Thursday, October 22, 2009

LIttle bits of Dr. Mary

I miss her extremes of exuberance, of compassion, of total hilarity, of her gigantic faith in a larger than life body barely able to contain it all.

Of exuberance: It was at the New york Baha'i convention the year it was held at a large hotel in New York probably forty years when the Baha'i Faith was even more obscure. We were all excited to see a fellow Baha'i and on this one day in October every year there were Baha'is everywhere-all hugging anything that moved. My mother became a pure powerful spirit feeding off the energy. We were on an elevator with our telltale glow when one passenger-not a Baha'i-just a curious businessman asked a perfectly normal question. "Who are you people?".
My mother's huge arms sprang upwards and outwards and she shouted, "We are the people of light!" The look on the man's face of total panic makes me laugh until this day.

Of hilarity: We went to visit some Baha'is in upstate New York and as usual my mother was so excited to meet new people-especially Baha'is and their friends. In a country house with a view of a meadow we sat down at a dining room table to socialize. Dr. Mary turned to an older Baha'i woman and asked, "How are things up your end?" and I, making things worse, said "Mom, you can't ask someone a question like that"
My shocked mother replied, "Oh, I didn't mean it like that!"

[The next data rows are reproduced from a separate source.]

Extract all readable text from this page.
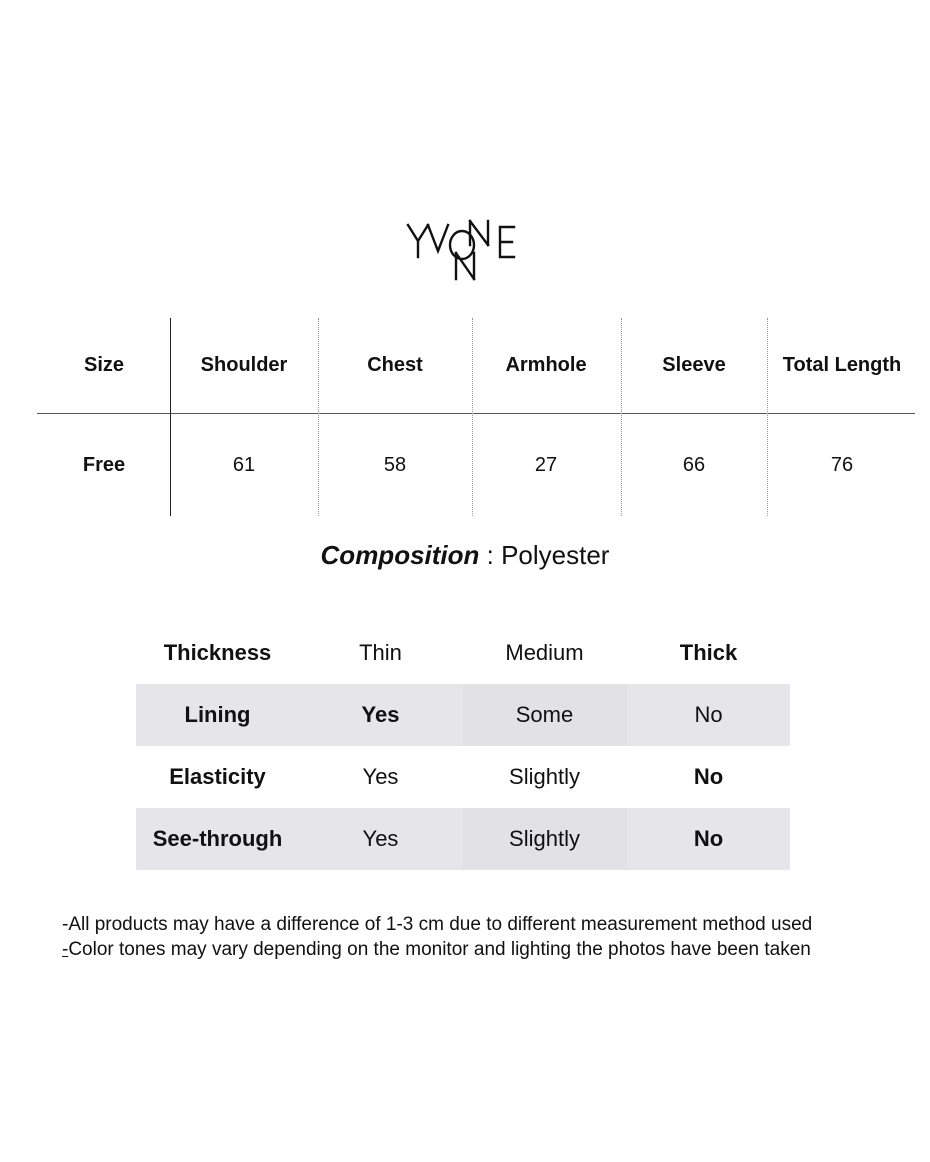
Size	Shoulder	Chest	Armhole	Sleeve	Total Length
Free	61	58	27	66	76
Composition : Polyester
Thickness	Thin	Medium	Thick
Lining	Yes	Some	No
Elasticity	Yes	Slightly	No
See-through	Yes	Slightly	No
-All products may have a difference of 1-3 cm due to different measurement method used
-Color tones may vary depending on the monitor and lighting the photos have been taken
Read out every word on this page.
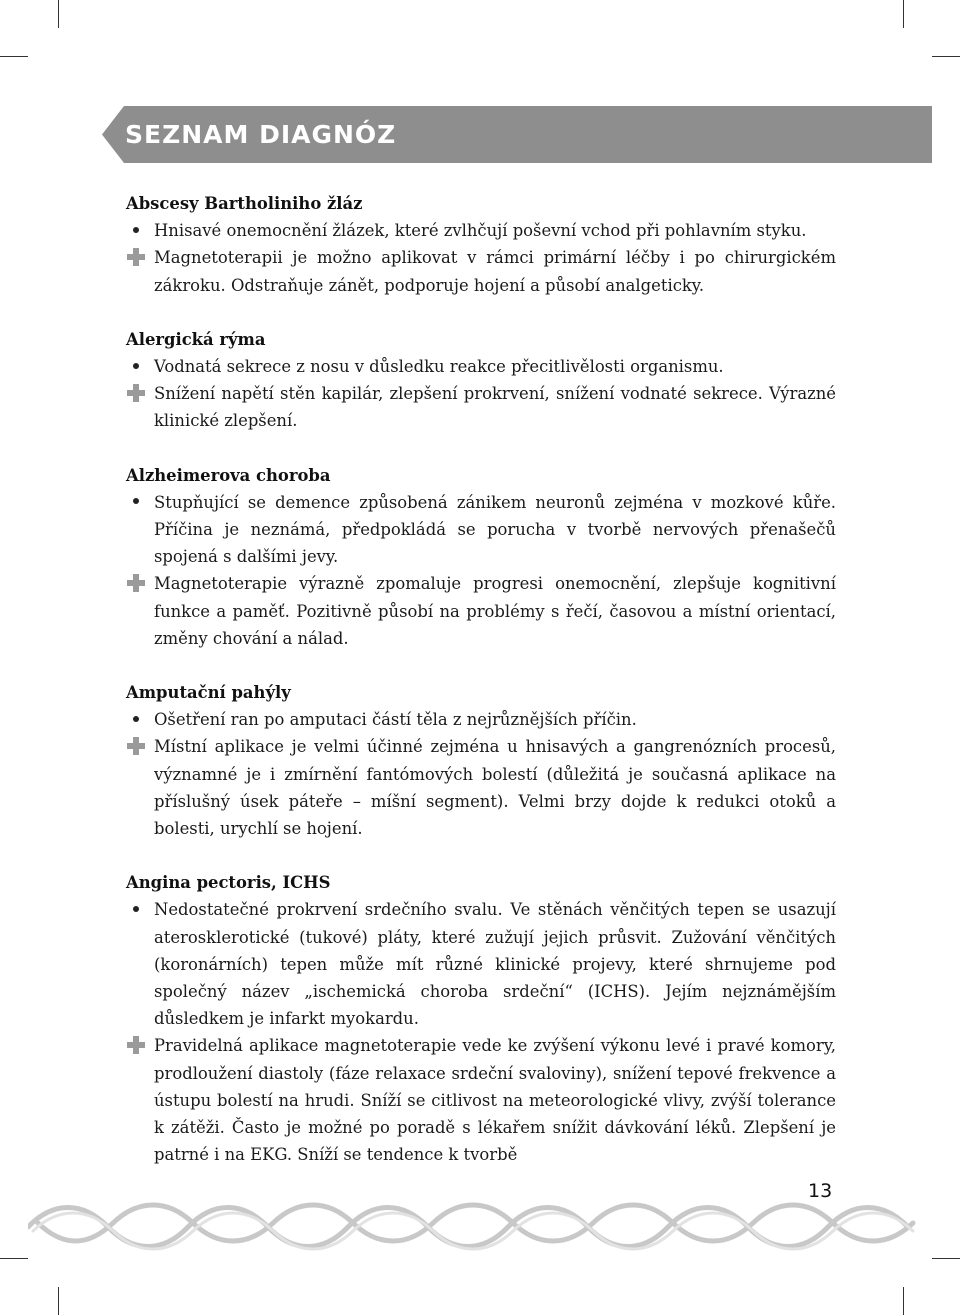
SEZNAM DIAGNÓZ
Abscesy Bartholiniho žláz

Hnisavé onemocnění žlázek, které zvlhčují poševní vchod při pohlavním styku.

Magnetoterapii je možno aplikovat v rámci primární léčby i po chirurgickém zákroku. Odstraňuje zánět, podporuje hojení a působí analgeticky.

Alergická rýma

Vodnatá sekrece z nosu v důsledku reakce přecitlivělosti organismu.

Snížení napětí stěn kapilár, zlepšení prokrvení, snížení vodnaté sekrece. Výrazné klinické zlepšení.

Alzheimerova choroba

Stupňující se demence způsobená zánikem neuronů zejména v mozkové kůře. Příčina je neznámá, předpokládá se porucha v tvorbě nervových přenašečů spojená s dalšími jevy.

Magnetoterapie výrazně zpomaluje progresi onemocnění, zlepšuje kognitivní funkce a paměť. Pozitivně působí na problémy s řečí, časovou a místní orientací, změny chování a nálad.

Amputační pahýly

Ošetření ran po amputaci částí těla z nejrůznějších příčin.

Místní aplikace je velmi účinné zejména u hnisavých a gangrenózních procesů, významné je i zmírnění fantómových bolestí (důležitá je současná aplikace na příslušný úsek páteře – míšní segment). Velmi brzy dojde k redukci otoků a bolesti, urychlí se hojení.

Angina pectoris, ICHS

Nedostatečné prokrvení srdečního svalu. Ve stěnách věnčitých tepen se usazují aterosklerotické (tukové) pláty, které zužují jejich průsvit. Zužování věnčitých (koronárních) tepen může mít různé klinické projevy, které shrnujeme pod společný název „ischemická choroba srdeční“ (ICHS). Jejím nejznámějším důsledkem je infarkt myokardu.

Pravidelná aplikace magnetoterapie vede ke zvýšení výkonu levé i pravé komory, prodloužení diastoly (fáze relaxace srdeční svaloviny), snížení tepové frekvence a ústupu bolestí na hrudi. Sníží se citlivost na meteorologické vlivy, zvýší tolerance k zátěži. Často je možné po poradě s lékařem snížit dávkování léků. Zlepšení je patrné i na EKG. Sníží se tendence k tvorbě

13
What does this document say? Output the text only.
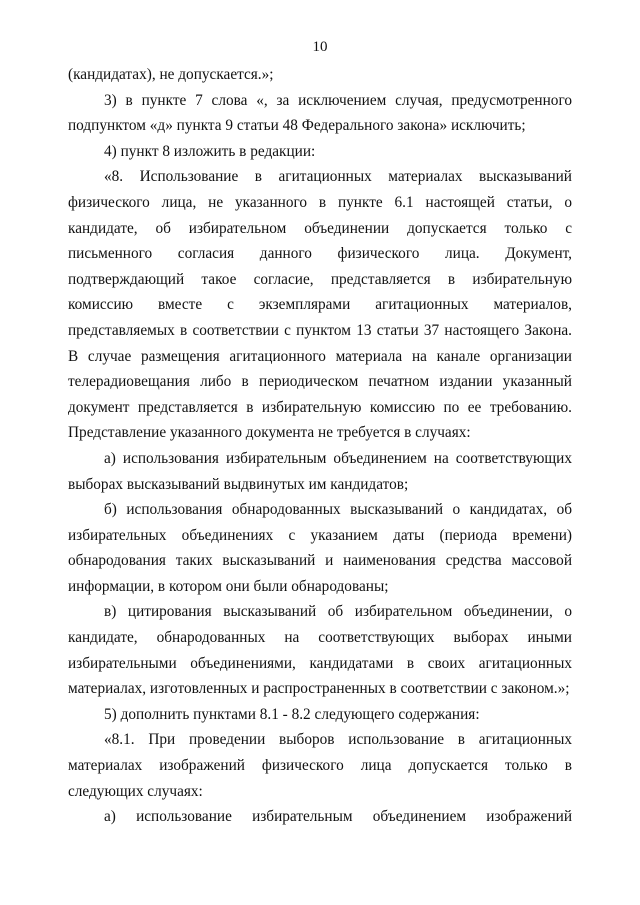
10

(кандидатах), не допускается.»;

3) в пункте 7 слова «, за исключением случая, предусмотренного подпунктом «д» пункта 9 статьи 48 Федерального закона» исключить;

4) пункт 8 изложить в редакции:

«8. Использование в агитационных материалах высказываний физического лица, не указанного в пункте 6.1 настоящей статьи, о кандидате, об избирательном объединении допускается только с письменного согласия данного физического лица. Документ, подтверждающий такое согласие, представляется в избирательную комиссию вместе с экземплярами агитационных материалов, представляемых в соответствии с пунктом 13 статьи 37 настоящего Закона. В случае размещения агитационного материала на канале организации телерадиовещания либо в периодическом печатном издании указанный документ представляется в избирательную комиссию по ее требованию. Представление указанного документа не требуется в случаях:

а) использования избирательным объединением на соответствующих выборах высказываний выдвинутых им кандидатов;

б) использования обнародованных высказываний о кандидатах, об избирательных объединениях с указанием даты (периода времени) обнародования таких высказываний и наименования средства массовой информации, в котором они были обнародованы;

в) цитирования высказываний об избирательном объединении, о кандидате, обнародованных на соответствующих выборах иными избирательными объединениями, кандидатами в своих агитационных материалах, изготовленных и распространенных в соответствии с законом.»;

5) дополнить пунктами 8.1 - 8.2 следующего содержания:

«8.1. При проведении выборов использование в агитационных материалах изображений физического лица допускается только в следующих случаях:

а) использование избирательным объединением изображений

Of Faith: She went out to Chiropractic school in her mid thirties to try and help her son who was born legally blind. She was divorced and like so many others of the Great Depression generation had to drop out of High School to make money. With two small boys and a High School equivalency certificate and some money saved from working in a factory she began five grueling years of college. Her entire family thought she was crazy and would not help her. After going to class all day she then worked at a nursing home and came home at nine o'clock at night. She became a member of the Baha'i Faith and helped form the first Local Spiritual Assembly of Davenport, Iowa. She left Iowa in the dead of winter and arrived five days later at her Mother's house in New York-five days of sleeping at gas station parking lots from Iowa to New York. She had two pennies left in her purse.